En lo que va de año, los resultados de la celebración de un referéndum en democracias asentadas como el Reino Unido o Italia se ha llevado por delante a Presidentes del Gobierno como Cameron o Renzi, que no parecían tener problemas de apoyo parlamentario. Tampoco han sido satisfactorios los resultados del referéndum colombiano, aunque parece que se ha salvado el acuerdo de paz a través de su aprobación parlamentaria. Estas situaciones no son nuevas pues De Gaulle, tras sortear con éxito toda la revuelta de Mayo de 1968, se metió de hoz y coz en un referéndum innecesario que provocó su definitiva salida del poder. No voy a analizar las consecuencias que tendrá el referéndum italiano en Italia, sino que voy a adelantar algunas reflexiones generales que puedan servir para la política española.

En los años veinte del siglo pasado se preguntaba Hans Kelsen si con un referéndum (que llamaba plebiscito) se manifiesta realmente la voluntad popular. Y respondía que no sólo dependía de la universalidad del sufragio sino del grado de participación de los electores (Hans Kelsen: Teoría General del Estado, Granada, 2002, pág. 576). Desde ese punto de vista, los referenda británico e italiano han manifestado realmente la voluntad popular. Pero sin pretender enmendar la plana a uno de los juristas más geniales del siglo XX, me atrevería a añadir cuarto condiciones más para considerar que un referéndum puede tener utilidad política, que sea necesario, su utilidad pedagógica, su acomodo al ordenamiento jurídico y la permanencia de sus resultados.

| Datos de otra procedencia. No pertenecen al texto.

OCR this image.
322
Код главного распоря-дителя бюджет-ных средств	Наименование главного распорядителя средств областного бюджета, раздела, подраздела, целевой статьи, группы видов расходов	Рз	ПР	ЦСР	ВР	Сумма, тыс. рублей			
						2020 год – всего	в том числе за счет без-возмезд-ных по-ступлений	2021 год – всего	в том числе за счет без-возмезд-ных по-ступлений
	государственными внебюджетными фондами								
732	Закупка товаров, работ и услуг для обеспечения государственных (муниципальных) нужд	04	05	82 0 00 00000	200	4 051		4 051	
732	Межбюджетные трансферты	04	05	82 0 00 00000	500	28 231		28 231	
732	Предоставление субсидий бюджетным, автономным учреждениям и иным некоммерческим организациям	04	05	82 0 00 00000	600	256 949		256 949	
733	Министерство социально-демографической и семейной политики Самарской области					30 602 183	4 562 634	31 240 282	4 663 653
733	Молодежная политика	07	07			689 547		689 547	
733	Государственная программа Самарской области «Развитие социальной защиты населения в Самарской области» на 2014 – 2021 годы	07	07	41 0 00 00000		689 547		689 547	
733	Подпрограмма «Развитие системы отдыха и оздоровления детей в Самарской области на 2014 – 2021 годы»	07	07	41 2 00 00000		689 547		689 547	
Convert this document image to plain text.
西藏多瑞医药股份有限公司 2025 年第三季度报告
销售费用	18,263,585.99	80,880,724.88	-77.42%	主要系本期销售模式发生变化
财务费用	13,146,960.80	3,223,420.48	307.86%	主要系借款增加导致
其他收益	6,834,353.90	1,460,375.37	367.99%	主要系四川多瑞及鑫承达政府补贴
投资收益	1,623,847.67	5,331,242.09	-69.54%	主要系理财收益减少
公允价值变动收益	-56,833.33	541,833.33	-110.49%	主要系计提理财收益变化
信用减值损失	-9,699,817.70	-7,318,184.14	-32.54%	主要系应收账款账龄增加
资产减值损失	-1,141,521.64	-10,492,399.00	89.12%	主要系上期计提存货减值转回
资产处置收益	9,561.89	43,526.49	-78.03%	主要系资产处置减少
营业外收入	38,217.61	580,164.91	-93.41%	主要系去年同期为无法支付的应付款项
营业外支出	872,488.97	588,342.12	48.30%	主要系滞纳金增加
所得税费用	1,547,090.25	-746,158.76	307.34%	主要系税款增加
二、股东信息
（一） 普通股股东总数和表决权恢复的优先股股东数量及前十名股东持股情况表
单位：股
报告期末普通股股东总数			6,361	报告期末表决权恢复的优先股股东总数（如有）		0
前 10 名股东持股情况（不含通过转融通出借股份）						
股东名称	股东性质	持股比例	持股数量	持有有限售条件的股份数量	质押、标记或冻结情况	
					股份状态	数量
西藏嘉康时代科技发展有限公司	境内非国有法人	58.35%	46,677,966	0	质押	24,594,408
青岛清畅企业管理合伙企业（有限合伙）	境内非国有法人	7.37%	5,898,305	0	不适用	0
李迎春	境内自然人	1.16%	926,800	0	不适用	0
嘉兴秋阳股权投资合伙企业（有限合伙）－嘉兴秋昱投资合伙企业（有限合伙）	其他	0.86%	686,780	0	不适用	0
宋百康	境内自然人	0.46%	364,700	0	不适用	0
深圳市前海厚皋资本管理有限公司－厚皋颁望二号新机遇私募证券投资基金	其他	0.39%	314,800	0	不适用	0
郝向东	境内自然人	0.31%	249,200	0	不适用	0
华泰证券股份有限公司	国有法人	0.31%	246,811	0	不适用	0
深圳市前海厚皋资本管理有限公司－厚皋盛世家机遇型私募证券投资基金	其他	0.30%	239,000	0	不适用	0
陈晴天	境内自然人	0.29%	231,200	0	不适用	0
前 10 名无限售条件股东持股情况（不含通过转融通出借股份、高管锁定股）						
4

En pocas ocasiones un referéndum es necesario. Y no lo es porque su estructura más o menos binaria sofoca los grandes matices que suelen poseer las grandes decisiones políticas. Pudo ser necesario el referéndum para dilucidar si en Italia se mantenía la Monarquía o se optaba por la República pero pocos casos hay de igual claridad. Quizá fue necesario para legitimar la Constitución española de 1978 en cuanto comportaba pasar la página de la dictadura. Pero no estoy seguro que fuera un acierto el tan citado referéndum de Quebec, que comportaba riesgos reales de ruptura de un Estado ya asentado como Canadá. Por eso, los referenda convocados con la mirada alicorta de asentarse en un Gobierno, como ha planteó Cameron, constituyen una frivolidad que al final acaba pagando su promotor. El referéndum italiano, que por la gran envergadura de la reforma podía crear problemas a su promotor, se podría haber evitado reformando previamente el artículo 138 de la Constitución para soslayar su cuasi-obligatoriedad que, además, no dependía del Gobierno sino de que lo solicitan los electores o cinco Consejos Regionales.

La utilidad pedagógica de los referenda tiene que ver con el contenido de lo que se somete a consulta. Si no hubiera sido obligado por el artículo 152.2 de la Constitución, ¿tenía sentido someter a referéndum un macro-Estatuto de Autonomía como el catalán de 2006, con doscientos veintitrés artículos? ¿Cuántos catalanes pueden percibir el alcance jurídico y político de una norma de este tipo? Así se entiende la escasa participación del 49’4% del censo electoral. Un referéndum sólo sirve para dilucidar un cambio de régimen o una situación política puntual muy delimitada como fue, por ejemplo, la permanencia de España en la OTAN. Evidentemente, un referéndum sobre la independencia de Cataluña tendría esa cualidad de la utilidad pedagógica, pero le faltaría legitimidad constitucional.

Porque la tercera cualidad que legitima un referéndum es que su convocatoria se efectúe legalmente, conforme al Derecho vigente. En Cataluña los independentistas, que niegan legitimidad al Estado democrático español, pretenden celebrar la consulta al margen de la Constitución, lo que la invalida porque no ofrece garantías ni salidas. Por eso el Tribunal Constitucional está advirtiendo contra todas estas iniciativas.

Finalmente, el resultado del referéndum ha de ser permanente. No se puede repetir porque sus promotores lo hayan perdido como se intenta en Quebec y, parece, en Escocia. La consulta no puede ser motivo de agitación permanente hasta ganarse por cansancio del adversario.

Por eso iniciativas como las de Cameron y Renzi constituyen una decisión inmeditada. Una por innecesaria, la otra por enfocarla con una táctica inadecuada. Y no consuela que sus frívolos o inexpertos promotores hayan salido escaldados, porque la crisis provocada es irreversible.